With the original release of the REST API, there were seven endpoint functions. This past year, a new endpoint function, /list/schema/, was added. This function returns the data format or track schema and configuration parameters in JSON format for a data track in a specified hub or native genome assembly.
New track displays
Hi-C display
The increasing availability of chromatin conformation data, particularly since the release of the in-situ Hi-C protocol published in 2014 (39), stimulated the development of a display mode to visualize these data. Several tools already existed to view Hi-C data (JuiceBox (40), HiGlass (41), the 3D Genome Browser (42), and the WashU Epigenome Browser (43)), but there was no fully integrated solution to view the data in tandem with Genome Browser tracks or sessions. Two new Hi-C heatmap tracks are available for human (hg38 and hg19) assemblies that utilize the new display mode. Heatmaps can be configured as squares, triangles, or arcs showing interaction scores, which could indicate enhancer-promoter interactions. An example of the traditional Hi-C heatmap available on the Genome Browser is shown in Figure 6. High interaction scores indicate that more linkages were formed in the chromatin experiments and are shown with an increase in color intensity. Hi-C data from custom tracks and track hubs can also be visualized (40,44,45).

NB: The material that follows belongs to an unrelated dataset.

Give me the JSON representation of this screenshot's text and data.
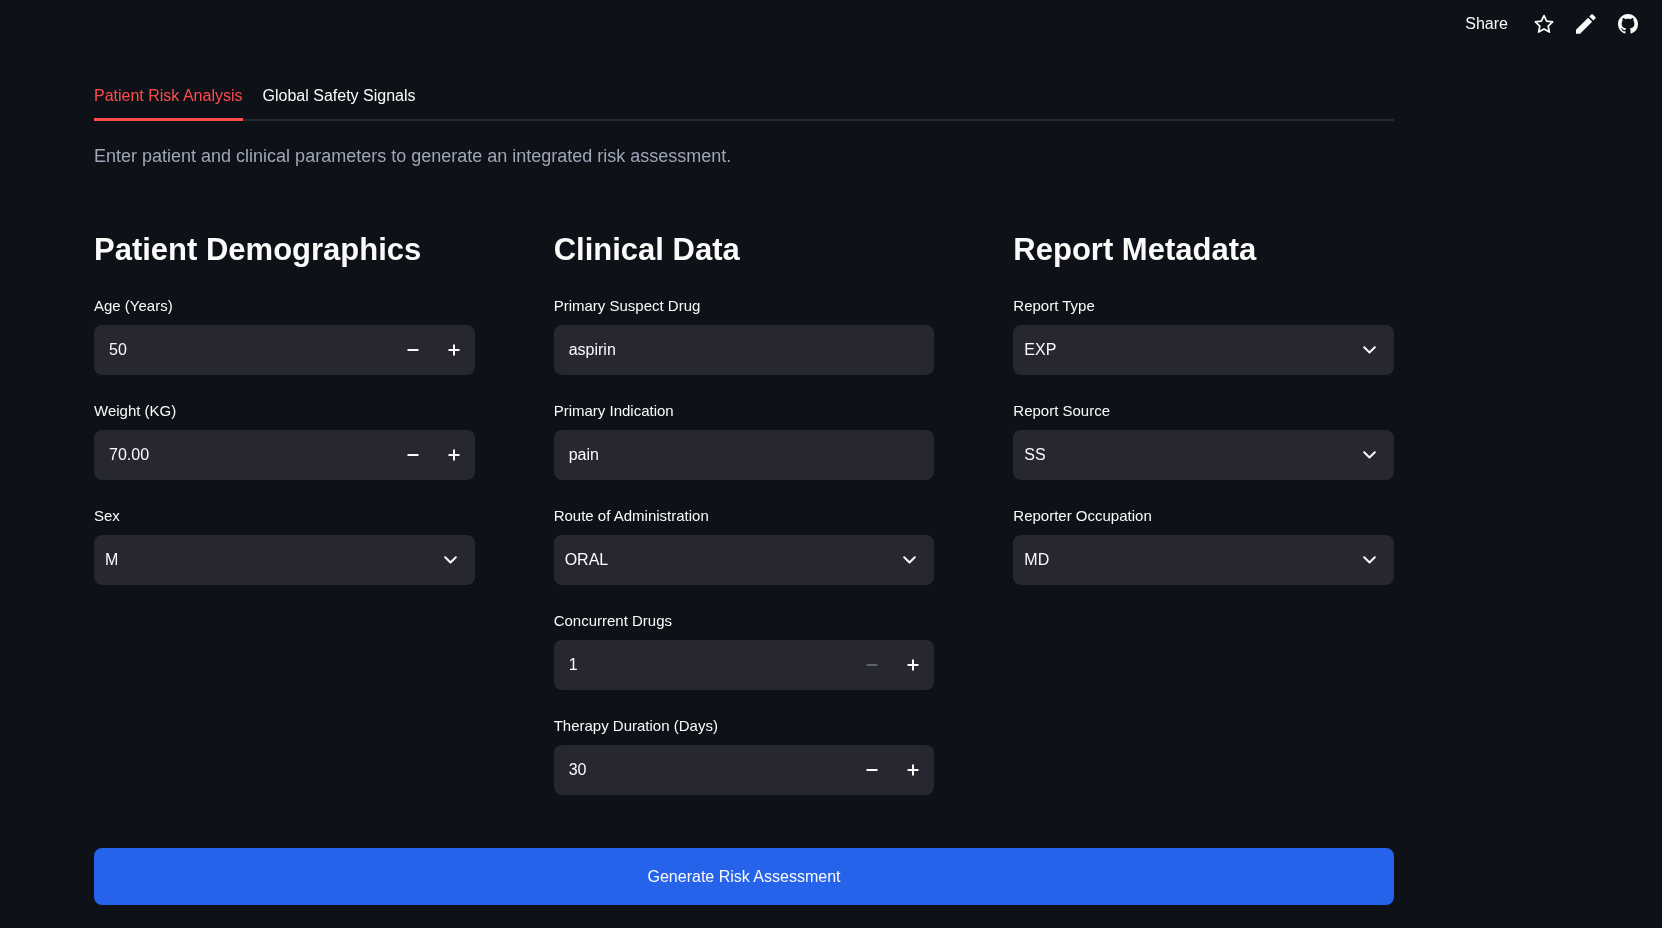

Personal genomics trio display
A new track type, vcfPhasedTrio, allows for the visualization of phased personal genomics data, generally a trio consisting of a child and two parents. Two lines are drawn per sample in the underlying VCF, illustrating the haplotypes of each person's diploid genome. Variants are then drawn as tick marks on the haplotype line corresponding to which haplotype they belong, such that variants on the same line were likely inherited together. The child haplotypes are drawn in the center of each group, flanked above and below by the parent haplotypes. Haplotypes are sorted to show the transmitted alleles and ticks are colored in a variety of user-configurable settings, such as by inconsistent phasing information or predicted functional effect. The track type also allows custom sorting of the individuals, for instance, showing the child haplotypes below the parent haplotypes. The vcfPhasedTrio track type is available for both custom tracks and track hubs. The 1000 Genomes Project Family VCF trios track in hg38 utilizes this track type and is shown in Figure 7.

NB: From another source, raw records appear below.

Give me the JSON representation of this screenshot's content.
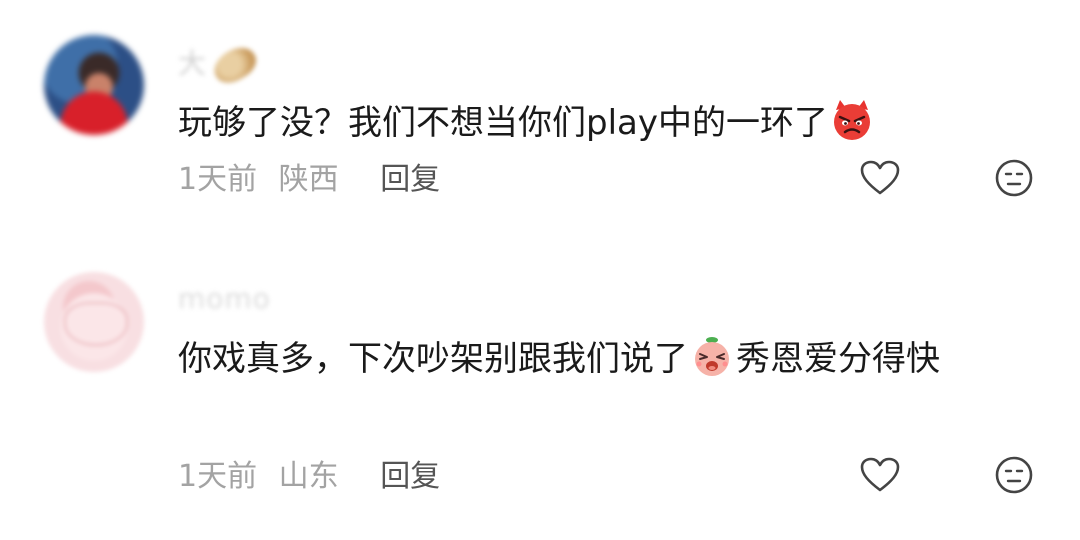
{
  "colors": {
    "text": "#1a1a1a",
    "meta": "#a3a3a3",
    "reply": "#555555",
    "icon": "#444444"
  },
  "comments": [
    {
      "username": "大",
      "text_before_emoji": "玩够了没？我们不想当你们play中的一环了",
      "emoji": "angry-devil-emoji",
      "text_after_emoji": "",
      "time": "1天前",
      "location": "陕西",
      "reply_label": "回复",
      "like_icon": "heart-icon",
      "dislike_icon": "meh-face-icon"
    },
    {
      "username": "momo",
      "text_before_emoji": "你戏真多，下次吵架别跟我们说了",
      "emoji": "crying-peach-emoji",
      "text_after_emoji": "秀恩爱分得快",
      "time": "1天前",
      "location": "山东",
      "reply_label": "回复",
      "like_icon": "heart-icon",
      "dislike_icon": "meh-face-icon"
    }
  ]
}
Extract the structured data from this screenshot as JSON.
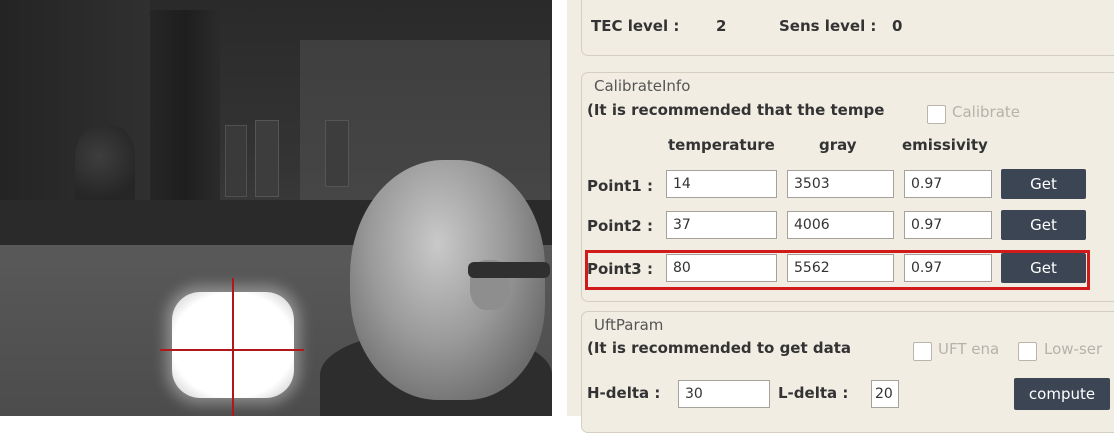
{
  "levels": {
    "tec_label": "TEC level :",
    "tec_value": "2",
    "sens_label": "Sens level :",
    "sens_value": "0"
  },
  "calibrate": {
    "title": "CalibrateInfo",
    "note": "(It is recommended that the tempe",
    "checkbox_label": "Calibrate",
    "checkbox_checked": false,
    "columns": [
      "temperature",
      "gray",
      "emissivity"
    ],
    "points": [
      {
        "label": "Point1 :",
        "temperature": "14",
        "gray": "3503",
        "emissivity": "0.97",
        "button": "Get"
      },
      {
        "label": "Point2 :",
        "temperature": "37",
        "gray": "4006",
        "emissivity": "0.97",
        "button": "Get"
      },
      {
        "label": "Point3 :",
        "temperature": "80",
        "gray": "5562",
        "emissivity": "0.97",
        "button": "Get"
      }
    ],
    "highlight_color": "#d11a1a"
  },
  "uft": {
    "title": "UftParam",
    "note": "(It is recommended to get data",
    "uft_checkbox_label": "UFT ena",
    "low_checkbox_label": "Low-ser",
    "h_delta_label": "H-delta :",
    "h_delta_value": "30",
    "l_delta_label": "L-delta :",
    "l_delta_value": "20",
    "compute_label": "compute"
  },
  "colors": {
    "panel_bg": "#f1ede3",
    "button_bg": "#3b4554",
    "crosshair": "#b01818"
  }
}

New dbSNP display and JSON format
The addition of the short genetic variants from dbSNP release b153 for the human assemblies (hg19 and hg38) introduces a new pipeline and display for the dataset. dbSNP (46) has seen exponential growth in recent releases; from roughly 324 million variants in build b150, to >700 million variants in the latest build b153. To continue providing efficient access to the data, dbSNP has redesigned its architecture and data flow. At the same time, they have made an important change to the representation of insertion/deletion variants (indels) in repetitive regions. Rather than annotating the minimal representation of the indel on the genome, which requires a choice of left-most, right-most, or arbitrary placement within the repetitive region, dbSNP now expands the reference and alternative alleles to cover the entire repetitive region on the genome.

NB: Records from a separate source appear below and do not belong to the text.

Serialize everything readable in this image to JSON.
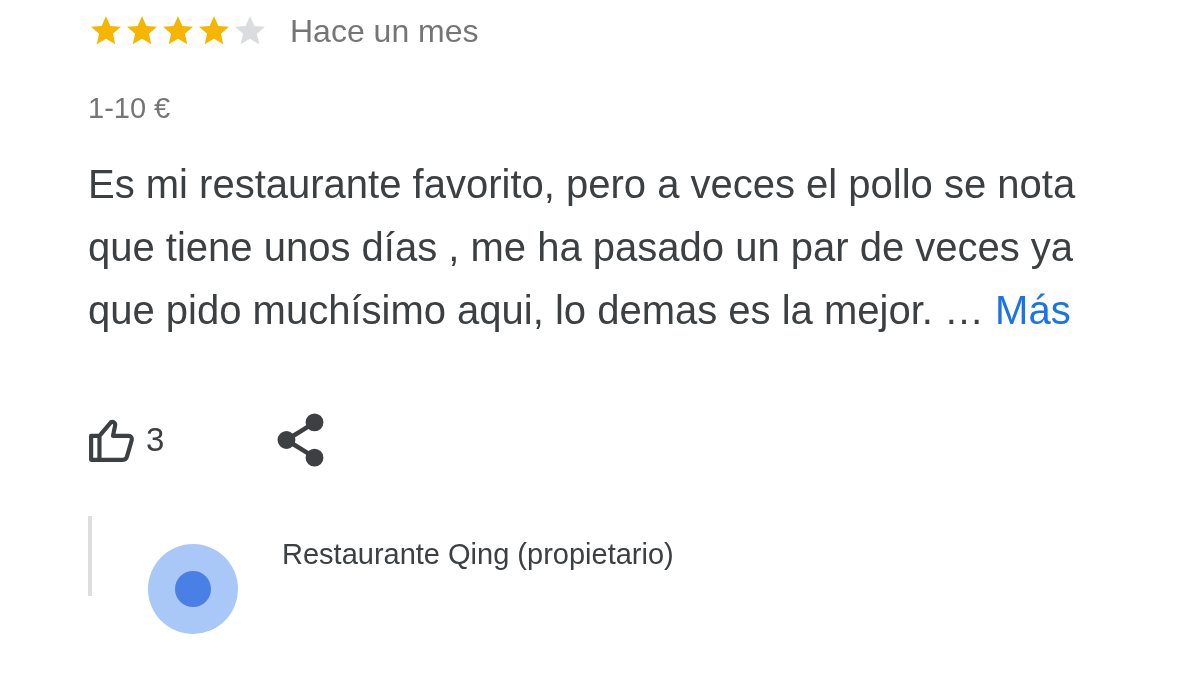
{
  "review": {
    "stars": 4,
    "time": "Hace un mes",
    "price": "1-10 €",
    "text": "Es mi restaurante favorito, pero a veces el pollo se nota que tiene unos días , me ha pasado un par de veces ya que pido muchísimo aqui, lo demas es la mejor. …",
    "more_link": "Más",
    "likes": "3"
  },
  "owner_reply": {
    "name": "Restaurante Qing (propietario)"
  }
}
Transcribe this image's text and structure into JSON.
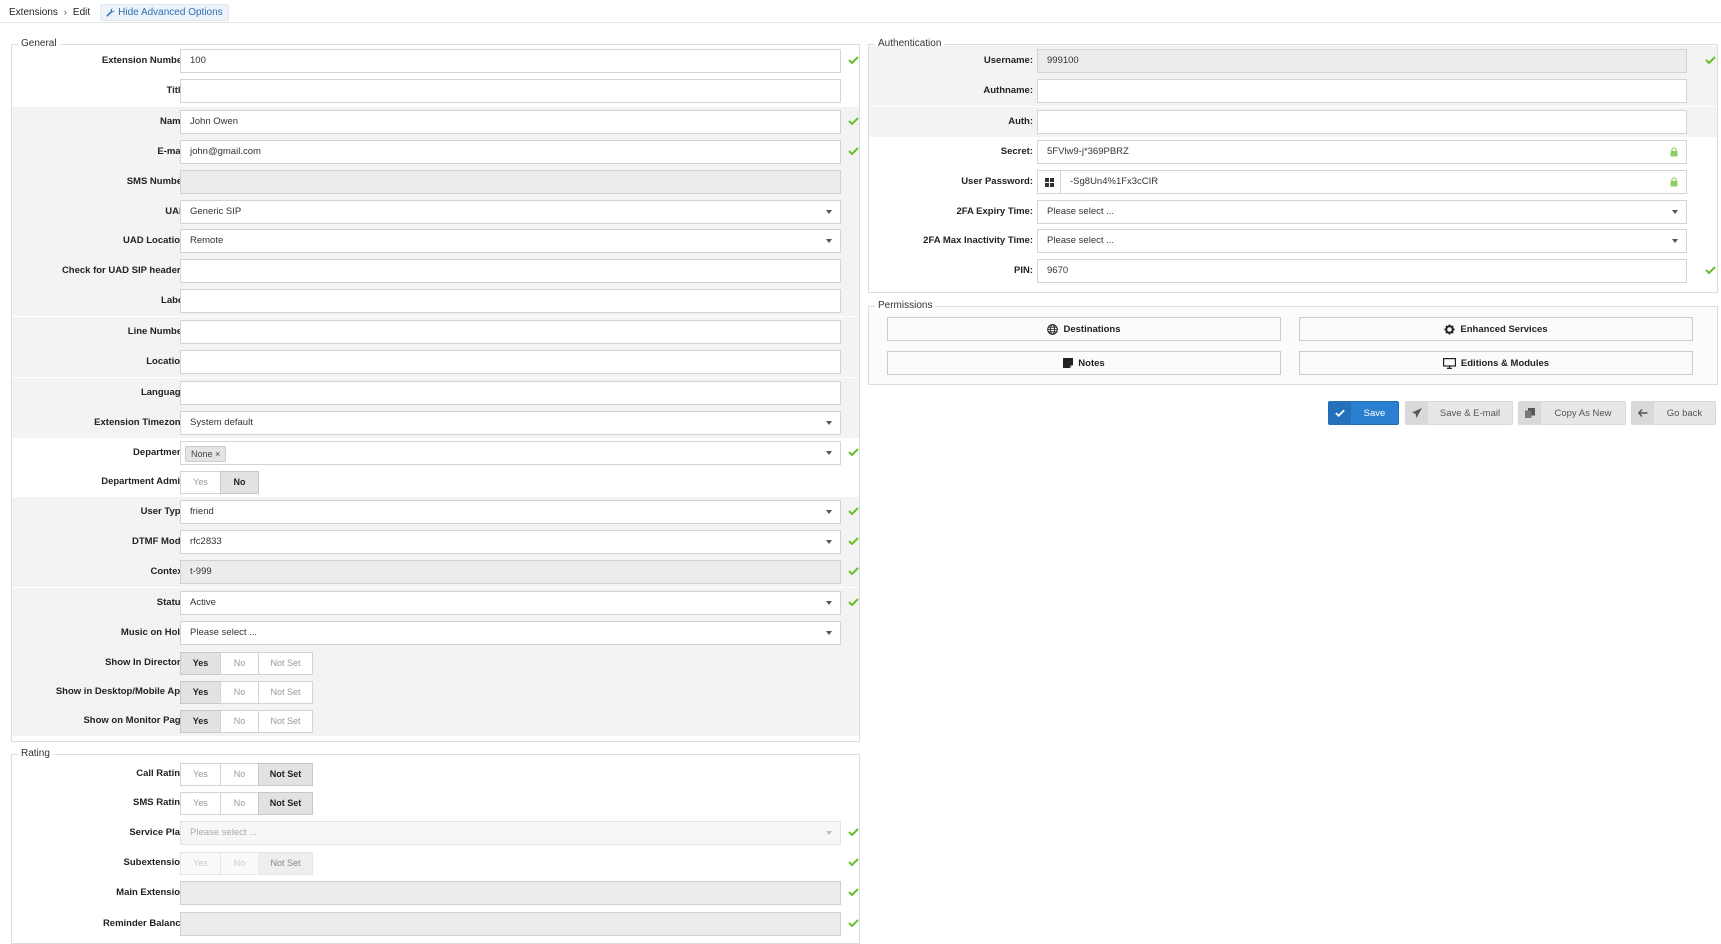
{
  "breadcrumb": {
    "root": "Extensions",
    "current": "Edit",
    "advanced_button": "Hide Advanced Options"
  },
  "general": {
    "legend": "General",
    "extension_number": {
      "label": "Extension Number:",
      "value": "100"
    },
    "title": {
      "label": "Title:",
      "value": ""
    },
    "name": {
      "label": "Name:",
      "value": "John Owen"
    },
    "email": {
      "label": "E-mail:",
      "value": "john@gmail.com"
    },
    "sms_number": {
      "label": "SMS Number:",
      "value": ""
    },
    "uad": {
      "label": "UAD:",
      "value": "Generic SIP"
    },
    "uad_location": {
      "label": "UAD Location:",
      "value": "Remote"
    },
    "check_uad_sip": {
      "label": "Check for UAD SIP headers:",
      "value": ""
    },
    "label_field": {
      "label": "Label:",
      "value": ""
    },
    "line_number": {
      "label": "Line Number:",
      "value": ""
    },
    "location": {
      "label": "Location:",
      "value": ""
    },
    "language": {
      "label": "Language:",
      "value": ""
    },
    "timezone": {
      "label": "Extension Timezone:",
      "value": "System default"
    },
    "department": {
      "label": "Department:",
      "tag": "None ×"
    },
    "department_admin": {
      "label": "Department Admin:",
      "options": [
        "Yes",
        "No"
      ],
      "selected": "No"
    },
    "user_type": {
      "label": "User Type:",
      "value": "friend"
    },
    "dtmf_mode": {
      "label": "DTMF Mode:",
      "value": "rfc2833"
    },
    "context": {
      "label": "Context:",
      "value": "t-999"
    },
    "status": {
      "label": "Status:",
      "value": "Active"
    },
    "music_on_hold": {
      "label": "Music on Hold:",
      "value": "Please select ..."
    },
    "show_in_directory": {
      "label": "Show In Directory:",
      "options": [
        "Yes",
        "No",
        "Not Set"
      ],
      "selected": "Yes"
    },
    "show_in_app": {
      "label": "Show in Desktop/Mobile App:",
      "options": [
        "Yes",
        "No",
        "Not Set"
      ],
      "selected": "Yes"
    },
    "show_on_monitor": {
      "label": "Show on Monitor Page:",
      "options": [
        "Yes",
        "No",
        "Not Set"
      ],
      "selected": "Yes"
    }
  },
  "rating": {
    "legend": "Rating",
    "call_rating": {
      "label": "Call Rating:",
      "options": [
        "Yes",
        "No",
        "Not Set"
      ],
      "selected": "Not Set"
    },
    "sms_rating": {
      "label": "SMS Rating:",
      "options": [
        "Yes",
        "No",
        "Not Set"
      ],
      "selected": "Not Set"
    },
    "service_plan": {
      "label": "Service Plan:",
      "value": "Please select ..."
    },
    "subextension": {
      "label": "Subextension:",
      "options": [
        "Yes",
        "No",
        "Not Set"
      ],
      "selected": "Not Set"
    },
    "main_extension": {
      "label": "Main Extension:",
      "value": ""
    },
    "reminder_balance": {
      "label": "Reminder Balance:",
      "value": ""
    }
  },
  "auth": {
    "legend": "Authentication",
    "username": {
      "label": "Username:",
      "value": "999100"
    },
    "authname": {
      "label": "Authname:",
      "value": ""
    },
    "auth": {
      "label": "Auth:",
      "value": ""
    },
    "secret": {
      "label": "Secret:",
      "value": "5FVlw9-j*369PBRZ"
    },
    "user_password": {
      "label": "User Password:",
      "value": "-Sg8Un4%1Fx3cCIR"
    },
    "twofa_expiry": {
      "label": "2FA Expiry Time:",
      "value": "Please select ..."
    },
    "twofa_inactivity": {
      "label": "2FA Max Inactivity Time:",
      "value": "Please select ..."
    },
    "pin": {
      "label": "PIN:",
      "value": "9670"
    }
  },
  "permissions": {
    "legend": "Permissions",
    "destinations": "Destinations",
    "enhanced_services": "Enhanced Services",
    "notes": "Notes",
    "editions_modules": "Editions & Modules"
  },
  "actions": {
    "save": "Save",
    "save_email": "Save & E-mail",
    "copy_as_new": "Copy As New",
    "go_back": "Go back"
  },
  "colors": {
    "accent": "#2b7fd0",
    "check": "#6abf2a",
    "link": "#2a6fb8"
  }
}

The change in dbSNP’s data format, and indel representation in particular, has led to the redesign of the dbSNP import pipeline and data representation at UCSC. A new track type, bigDbSnp, was created that uses thin and thick lines to indicate the region of uncertain placement of indels and the minimal size. An example of an arbitrarily placed variant is shown in Figure 8. The dbSNP b153 track is composed of five subtracks, four of which correspond to previously released SNP tracks (All, Common, Flagged, and Mult subsets). A new subtrack, Map Err, displays mappings with inconsistent coordinates in dbSNP download files, usually caused by difficulties in mapping certain regions between hg19 and hg38. While processing the information downloaded from dbSNP, UCSC annotates some properties of interest. These are noted on the variant's details page, and the track can be filtered to include or exclude affected variants.
The SNP tracks were previously based on related MySQL database tables, but with the release of dbSNP b153, the bigDbSnp format is a bigBed file with extra columns that contain all the necessary information to display a variant. An accompanying dbSnpDetails file includes additional data displayed on the details page for an item. With this bigDbSnp format change, the data will no longer be available as database table dumps. Instead, the bigDbSnp file for each subtrack and the shared dbSnpDetails file may be downloaded for hg19 and hg38.
OUTREACH AND CONTACT INFORMATION
In the past year, the Genome Browser's training team provided 20 in-person seminars and workshops and three webinar-style presentations to help users take advantage of the latest features, including appearances at several national and international meetings. Due to the coronavirus pandemic, more than a dozen appearances were canceled, postponed, or converted to virtual presentations.
Outreach is supported by updates to the training documentation (https://genome.ucsc.edu/training/) with links to videos and in-depth descriptions of new Browser features. The training page also includes information on how to submit a request for a workshop and where future workshops are scheduled.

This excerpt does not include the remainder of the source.